Another special agent tapped Brindle on the shoulder and showed her a document. I turned and left. I walked straight back through the displays to the large room with the bunker. There were police and FBI everywhere. I walked straight up to the windows and examined them. The bulletproof Plexiglas was at least an inch thick. The main part of the window lay on the floor inside the bunker. I examined the edge where it had been cut. It was less a cut than a burn. It had a beaded edge like melted plastic. The torch used to cut through the Plexiglas and the two large tanks on a dolly were still there, right where they had been left. It looked like a common torch and I suspected tracing it would be futile, but I was sure we would try. I stood at the open window and looked into the bunker where I had stood the day before with Florian and Patrick. The room was in complete disarray. Everything on top of the desk was missing, and the coat rack behind the desk chair was lying on its side. The hook that held the uniform was bent down and the table on which the shoes and walking stick had been placed, right under the window so that you could look at them from eighteen inches away, had clearly been used to get in and out of the window. It was slightly askew. Alex had walked up and was standing next to me looking into the rooms inside the bunker.

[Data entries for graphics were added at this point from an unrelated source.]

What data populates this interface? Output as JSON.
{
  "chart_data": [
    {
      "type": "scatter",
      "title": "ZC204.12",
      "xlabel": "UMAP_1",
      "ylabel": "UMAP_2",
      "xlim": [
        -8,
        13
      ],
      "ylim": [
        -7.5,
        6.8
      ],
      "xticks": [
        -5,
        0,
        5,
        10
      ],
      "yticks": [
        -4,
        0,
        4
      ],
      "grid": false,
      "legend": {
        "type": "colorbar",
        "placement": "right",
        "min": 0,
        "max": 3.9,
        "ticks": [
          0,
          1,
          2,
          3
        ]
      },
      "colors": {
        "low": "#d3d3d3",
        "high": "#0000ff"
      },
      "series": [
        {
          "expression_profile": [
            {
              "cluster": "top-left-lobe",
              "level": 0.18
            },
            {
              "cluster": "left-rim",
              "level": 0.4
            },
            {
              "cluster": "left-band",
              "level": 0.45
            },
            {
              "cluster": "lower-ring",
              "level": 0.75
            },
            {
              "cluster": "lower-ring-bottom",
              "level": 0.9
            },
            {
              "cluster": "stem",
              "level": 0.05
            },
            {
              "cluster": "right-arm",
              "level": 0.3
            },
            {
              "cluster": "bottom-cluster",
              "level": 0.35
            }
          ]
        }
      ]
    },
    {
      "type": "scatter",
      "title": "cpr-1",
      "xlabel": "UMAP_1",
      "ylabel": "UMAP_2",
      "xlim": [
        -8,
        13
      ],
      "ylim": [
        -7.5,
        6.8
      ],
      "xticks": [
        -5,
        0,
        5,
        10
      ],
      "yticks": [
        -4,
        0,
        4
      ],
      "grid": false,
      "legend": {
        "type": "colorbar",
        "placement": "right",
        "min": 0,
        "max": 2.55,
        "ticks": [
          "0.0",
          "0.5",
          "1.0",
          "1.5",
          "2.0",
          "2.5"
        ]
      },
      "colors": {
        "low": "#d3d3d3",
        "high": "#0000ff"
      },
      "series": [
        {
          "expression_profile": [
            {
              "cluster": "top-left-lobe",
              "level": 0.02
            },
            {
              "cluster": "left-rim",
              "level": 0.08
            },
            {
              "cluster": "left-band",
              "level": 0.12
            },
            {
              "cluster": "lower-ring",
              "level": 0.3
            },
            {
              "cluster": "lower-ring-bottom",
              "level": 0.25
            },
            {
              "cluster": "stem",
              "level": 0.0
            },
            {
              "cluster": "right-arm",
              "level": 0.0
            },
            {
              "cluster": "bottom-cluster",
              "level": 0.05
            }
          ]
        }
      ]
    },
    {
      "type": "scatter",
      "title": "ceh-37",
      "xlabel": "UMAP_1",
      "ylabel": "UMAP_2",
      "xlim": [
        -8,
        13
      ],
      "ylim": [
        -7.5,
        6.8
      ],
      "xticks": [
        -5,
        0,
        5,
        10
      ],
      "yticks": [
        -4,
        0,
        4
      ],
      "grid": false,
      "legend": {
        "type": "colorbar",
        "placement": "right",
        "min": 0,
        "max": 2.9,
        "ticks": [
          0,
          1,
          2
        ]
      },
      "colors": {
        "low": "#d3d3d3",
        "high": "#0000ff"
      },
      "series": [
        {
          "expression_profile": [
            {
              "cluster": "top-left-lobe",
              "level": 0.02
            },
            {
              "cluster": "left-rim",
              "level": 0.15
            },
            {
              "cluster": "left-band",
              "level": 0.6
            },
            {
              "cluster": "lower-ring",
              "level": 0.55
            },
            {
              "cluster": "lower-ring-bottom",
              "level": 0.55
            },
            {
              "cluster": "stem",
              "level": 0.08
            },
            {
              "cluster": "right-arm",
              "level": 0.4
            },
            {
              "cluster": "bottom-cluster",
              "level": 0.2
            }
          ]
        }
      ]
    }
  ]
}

I asked Alex, “They find anything? Any prints?”
I could see an FBI forensic team was already hard at work on the scene. “Not yet. They say it’s pretty clean.”
“Probably all wearing masks and gloves. What about their cars?”
“Found them all.”
I turned. “What? Where?”
“Half hour ago a woman called the police station and said the cars matching the descriptions had pulled into a warehouse. The police went there, and found them all.”
“And?”
“All intact, clean, undamaged. All stolen. And nothing there. None of the Hitler stuff. None of the people. No prints.”
“Where’d they go?”
“It was a switch. They moved all the stuff to other cars or vans or whatever, and drove out the back door. She saw the cars go in, but she didn’t see anybody go out. Different door on the other side of the block. It’s a big warehouse. So now they’re somewhere in Atlanta in cars or vans or pickups or whatever that we don’t know anything about driving all over who knows where.”
To South Carolina, I said to myself. “They pulled it
off. They broke into the impregnable vault the Russians brought, made off with all of Hitler’s mementos, and now the trail’s cold. Fifty minutes later and we’ve lost them.”
“In a nutshell,” she said. “The press is going nuts. CNN has trucks on the way. Everybody’s flying in. Commentators are standing outside the building with microphones, and the entire security force is standing around with their thumbs up their asses looking stupid. Including us. And by the way, just to make your day, since everyone loves a scapegoat, a lot of people think you started all this.”
“If it had gone my way they’d have the fakes. But Washington was—as usual—unwilling to take any risk. Had to play tough. So here we are.”
“I think we’d better get back to Washington.”